U.S. CPI (Jan.) Comes In Mixed

Posted Thursday, February 13, 2020 by
Shain Vernier • 2 min read

In comparison to the action of the past week, we have seen muted participation on Wall Street. At the midpoint of the U.S. session, the DJIA DOW (-84), S&P 500 SPX (-3), and NASDAQ (-9) are in the red. One of the reasons for the lax attitude toward stocks is today’s mixed U.S. CPI report for January.

CPI, Core CPI Come In Mixed

Since June of 2019, Jerome Powell has consistently addressed his and the FED’s concerns over lagging inflation. Since then, a series of aggressive rate cuts was supposed to remedy the situation. So, have the FED rate cuts been effective? According to this morning’s CPI numbers, the jury is still out. Below is a look at the hard data:

Event                                                 Actual          Projected        Previous

CPI(MoM, Jan.)                                    0.1%                0.2%                0.2%

CPI(YoY, Jan.)                                      2.5%                 2.4%                2.3%

Core CPI(MoM, Jan.)                          0.2%                  0.2%                0.1%

Core CPI(YoY, Jan.)                             2.3%                 2.2%                 2.3%

In short, aggregate CPI for January is down month-over-month. This suggests that lagging inflation continues to be a near-term problem. However, Core CPI is up monthly and holding firm yearly. So, one can make the case that core inflation is ticking higher, albeit at a rather slow pace.

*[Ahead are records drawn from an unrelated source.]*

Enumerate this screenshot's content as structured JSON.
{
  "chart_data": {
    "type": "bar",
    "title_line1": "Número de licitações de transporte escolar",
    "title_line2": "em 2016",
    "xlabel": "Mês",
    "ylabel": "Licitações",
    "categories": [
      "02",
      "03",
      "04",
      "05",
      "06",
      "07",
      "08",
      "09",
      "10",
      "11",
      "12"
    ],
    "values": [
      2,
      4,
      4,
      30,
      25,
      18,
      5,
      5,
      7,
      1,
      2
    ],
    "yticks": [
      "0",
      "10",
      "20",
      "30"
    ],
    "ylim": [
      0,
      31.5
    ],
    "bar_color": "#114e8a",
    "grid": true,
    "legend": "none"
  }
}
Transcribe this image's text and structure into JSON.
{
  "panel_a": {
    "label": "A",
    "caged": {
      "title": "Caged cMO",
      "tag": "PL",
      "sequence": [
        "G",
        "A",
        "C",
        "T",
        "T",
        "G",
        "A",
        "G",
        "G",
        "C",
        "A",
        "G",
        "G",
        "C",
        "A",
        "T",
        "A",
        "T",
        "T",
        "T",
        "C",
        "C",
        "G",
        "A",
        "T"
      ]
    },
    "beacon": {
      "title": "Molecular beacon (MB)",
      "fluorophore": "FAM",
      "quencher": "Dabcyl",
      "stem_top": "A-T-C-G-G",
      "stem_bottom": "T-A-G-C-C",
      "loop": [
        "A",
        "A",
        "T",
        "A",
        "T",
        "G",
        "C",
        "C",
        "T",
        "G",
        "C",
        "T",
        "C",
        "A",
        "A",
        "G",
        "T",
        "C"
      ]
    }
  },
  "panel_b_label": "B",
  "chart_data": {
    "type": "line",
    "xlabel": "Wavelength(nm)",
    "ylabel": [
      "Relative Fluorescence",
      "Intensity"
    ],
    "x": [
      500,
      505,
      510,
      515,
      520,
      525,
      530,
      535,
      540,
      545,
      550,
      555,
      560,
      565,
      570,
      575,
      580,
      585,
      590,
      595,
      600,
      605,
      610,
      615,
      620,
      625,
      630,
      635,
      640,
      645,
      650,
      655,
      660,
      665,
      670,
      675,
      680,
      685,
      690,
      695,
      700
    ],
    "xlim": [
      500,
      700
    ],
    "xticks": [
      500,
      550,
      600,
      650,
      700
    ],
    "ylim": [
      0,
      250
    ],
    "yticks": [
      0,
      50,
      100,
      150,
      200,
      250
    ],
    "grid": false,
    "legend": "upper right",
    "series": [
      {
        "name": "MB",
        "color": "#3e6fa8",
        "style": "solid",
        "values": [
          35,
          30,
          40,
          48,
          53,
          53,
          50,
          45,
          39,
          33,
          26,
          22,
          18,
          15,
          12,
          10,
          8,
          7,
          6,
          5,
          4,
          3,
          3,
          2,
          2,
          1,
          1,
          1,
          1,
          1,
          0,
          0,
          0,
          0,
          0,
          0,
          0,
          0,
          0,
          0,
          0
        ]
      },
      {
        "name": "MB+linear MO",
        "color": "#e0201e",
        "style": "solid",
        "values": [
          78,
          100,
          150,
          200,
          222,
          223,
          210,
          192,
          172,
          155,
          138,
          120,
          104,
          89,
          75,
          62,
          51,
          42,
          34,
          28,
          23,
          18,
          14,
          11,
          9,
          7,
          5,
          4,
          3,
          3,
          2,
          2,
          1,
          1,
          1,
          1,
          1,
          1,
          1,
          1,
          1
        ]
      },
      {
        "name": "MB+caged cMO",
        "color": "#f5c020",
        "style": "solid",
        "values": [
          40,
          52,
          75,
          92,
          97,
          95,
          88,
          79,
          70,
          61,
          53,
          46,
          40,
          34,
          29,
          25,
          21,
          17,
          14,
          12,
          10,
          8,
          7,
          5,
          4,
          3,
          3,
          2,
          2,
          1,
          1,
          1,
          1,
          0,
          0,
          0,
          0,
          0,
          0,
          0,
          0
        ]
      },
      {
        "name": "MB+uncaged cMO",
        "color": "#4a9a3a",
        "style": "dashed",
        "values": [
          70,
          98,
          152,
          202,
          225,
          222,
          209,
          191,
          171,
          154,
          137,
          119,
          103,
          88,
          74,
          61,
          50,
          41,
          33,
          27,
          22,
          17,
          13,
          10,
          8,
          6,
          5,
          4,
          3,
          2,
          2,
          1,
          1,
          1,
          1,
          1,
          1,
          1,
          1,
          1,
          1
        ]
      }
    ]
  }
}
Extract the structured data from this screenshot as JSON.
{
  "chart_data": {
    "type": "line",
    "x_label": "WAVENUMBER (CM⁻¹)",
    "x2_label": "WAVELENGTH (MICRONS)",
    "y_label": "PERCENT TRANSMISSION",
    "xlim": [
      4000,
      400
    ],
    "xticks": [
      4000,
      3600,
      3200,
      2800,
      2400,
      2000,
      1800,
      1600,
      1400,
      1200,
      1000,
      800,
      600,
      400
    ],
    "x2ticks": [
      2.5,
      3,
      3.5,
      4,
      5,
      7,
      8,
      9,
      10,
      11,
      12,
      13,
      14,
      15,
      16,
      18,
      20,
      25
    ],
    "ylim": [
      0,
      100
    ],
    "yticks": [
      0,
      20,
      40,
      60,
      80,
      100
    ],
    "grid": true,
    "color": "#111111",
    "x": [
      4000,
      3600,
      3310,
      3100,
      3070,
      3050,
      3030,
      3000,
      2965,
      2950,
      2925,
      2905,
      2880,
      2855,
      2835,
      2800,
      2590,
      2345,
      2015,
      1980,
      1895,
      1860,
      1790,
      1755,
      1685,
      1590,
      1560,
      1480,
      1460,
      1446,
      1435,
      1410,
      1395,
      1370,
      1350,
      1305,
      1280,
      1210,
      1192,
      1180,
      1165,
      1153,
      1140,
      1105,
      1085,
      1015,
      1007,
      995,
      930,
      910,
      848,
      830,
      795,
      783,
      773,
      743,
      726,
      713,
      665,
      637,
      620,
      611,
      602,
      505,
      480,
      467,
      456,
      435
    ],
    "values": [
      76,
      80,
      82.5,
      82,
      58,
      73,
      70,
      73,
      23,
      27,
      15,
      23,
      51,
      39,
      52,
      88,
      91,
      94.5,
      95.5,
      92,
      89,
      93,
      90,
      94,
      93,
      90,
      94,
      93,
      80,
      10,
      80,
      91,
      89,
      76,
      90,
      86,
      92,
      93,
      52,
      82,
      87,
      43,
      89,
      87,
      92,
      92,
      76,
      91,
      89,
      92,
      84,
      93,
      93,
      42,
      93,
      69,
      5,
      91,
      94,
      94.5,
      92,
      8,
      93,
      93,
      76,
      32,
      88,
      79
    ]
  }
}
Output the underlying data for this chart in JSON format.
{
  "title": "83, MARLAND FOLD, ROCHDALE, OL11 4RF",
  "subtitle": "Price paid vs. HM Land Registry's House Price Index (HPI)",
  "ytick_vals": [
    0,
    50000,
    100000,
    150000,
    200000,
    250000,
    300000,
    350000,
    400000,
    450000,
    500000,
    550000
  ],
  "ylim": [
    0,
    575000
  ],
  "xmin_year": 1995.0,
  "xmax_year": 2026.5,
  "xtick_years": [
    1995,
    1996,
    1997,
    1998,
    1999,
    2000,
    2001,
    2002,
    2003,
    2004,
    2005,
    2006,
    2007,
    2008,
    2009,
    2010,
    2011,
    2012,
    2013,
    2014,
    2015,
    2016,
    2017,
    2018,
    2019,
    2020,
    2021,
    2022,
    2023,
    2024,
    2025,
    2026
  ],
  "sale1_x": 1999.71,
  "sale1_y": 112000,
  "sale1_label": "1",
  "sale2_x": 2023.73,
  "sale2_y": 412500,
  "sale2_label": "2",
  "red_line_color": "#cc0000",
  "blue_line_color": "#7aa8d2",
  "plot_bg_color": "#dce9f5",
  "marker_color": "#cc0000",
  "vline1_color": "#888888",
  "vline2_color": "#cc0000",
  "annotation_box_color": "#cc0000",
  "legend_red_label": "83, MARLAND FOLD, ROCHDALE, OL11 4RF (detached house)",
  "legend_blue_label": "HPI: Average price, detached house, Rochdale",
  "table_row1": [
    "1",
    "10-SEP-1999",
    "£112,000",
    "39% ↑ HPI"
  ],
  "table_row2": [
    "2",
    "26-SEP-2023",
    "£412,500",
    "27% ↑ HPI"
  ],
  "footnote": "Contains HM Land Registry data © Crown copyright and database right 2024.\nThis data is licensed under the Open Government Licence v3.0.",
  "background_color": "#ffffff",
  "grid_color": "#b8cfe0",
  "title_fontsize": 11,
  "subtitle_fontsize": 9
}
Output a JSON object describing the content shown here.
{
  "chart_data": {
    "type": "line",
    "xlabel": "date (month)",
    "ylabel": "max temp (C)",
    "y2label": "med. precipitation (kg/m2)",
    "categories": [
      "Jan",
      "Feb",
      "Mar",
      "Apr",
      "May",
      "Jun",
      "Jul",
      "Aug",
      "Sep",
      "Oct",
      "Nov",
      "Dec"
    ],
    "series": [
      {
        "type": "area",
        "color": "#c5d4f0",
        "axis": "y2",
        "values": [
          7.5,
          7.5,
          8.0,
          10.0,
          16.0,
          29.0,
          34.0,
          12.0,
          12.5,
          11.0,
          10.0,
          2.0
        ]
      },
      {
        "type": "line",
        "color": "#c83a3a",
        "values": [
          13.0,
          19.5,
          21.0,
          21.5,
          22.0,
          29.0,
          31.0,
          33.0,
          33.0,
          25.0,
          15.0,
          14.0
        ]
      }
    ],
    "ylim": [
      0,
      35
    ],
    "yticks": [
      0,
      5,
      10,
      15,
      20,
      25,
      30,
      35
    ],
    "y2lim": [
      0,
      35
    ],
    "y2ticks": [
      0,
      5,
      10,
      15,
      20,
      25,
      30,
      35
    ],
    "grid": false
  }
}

USD/CHF Takes Out Key Resistance Level

Since late-November 2019, the USD/CHF has been on an express elevator down. Rates have fallen from above par to establish a 2020 low near .9600. Given the geopolitical uncertainties surrounding Brexit, international trade, and Trump’s impeachment, the Swissy’s performance should come as no shock.

USD/CHF, Daily Chart
USD/CHF, Daily Chart

For the near future, there are two levels on my radar for the USD/CHF:

  • Resistance(1): 62% Macro Wave Retracement, .9866
  • Support(1): 38% Macro Wave Retracement, .9770

Bottom Line: The 38% Macro Wave Retracement (.9770) is currently the key level in this market. It is taken from November 2019’s high (1.0023) to January 2020’s low (.9613). As of this writing, rates have eclipsed this level and are challenging the intermediate-term bearish trend’s validity.

If we see a post-U.S. CPI (Jan.) pullback to .9770, a long trade will come into play. Until elected, I will have buy orders in queue from .9772. With an initial stop at .9739, this trade produces 33 pips on a standard 1:1 risk vs reward ratio.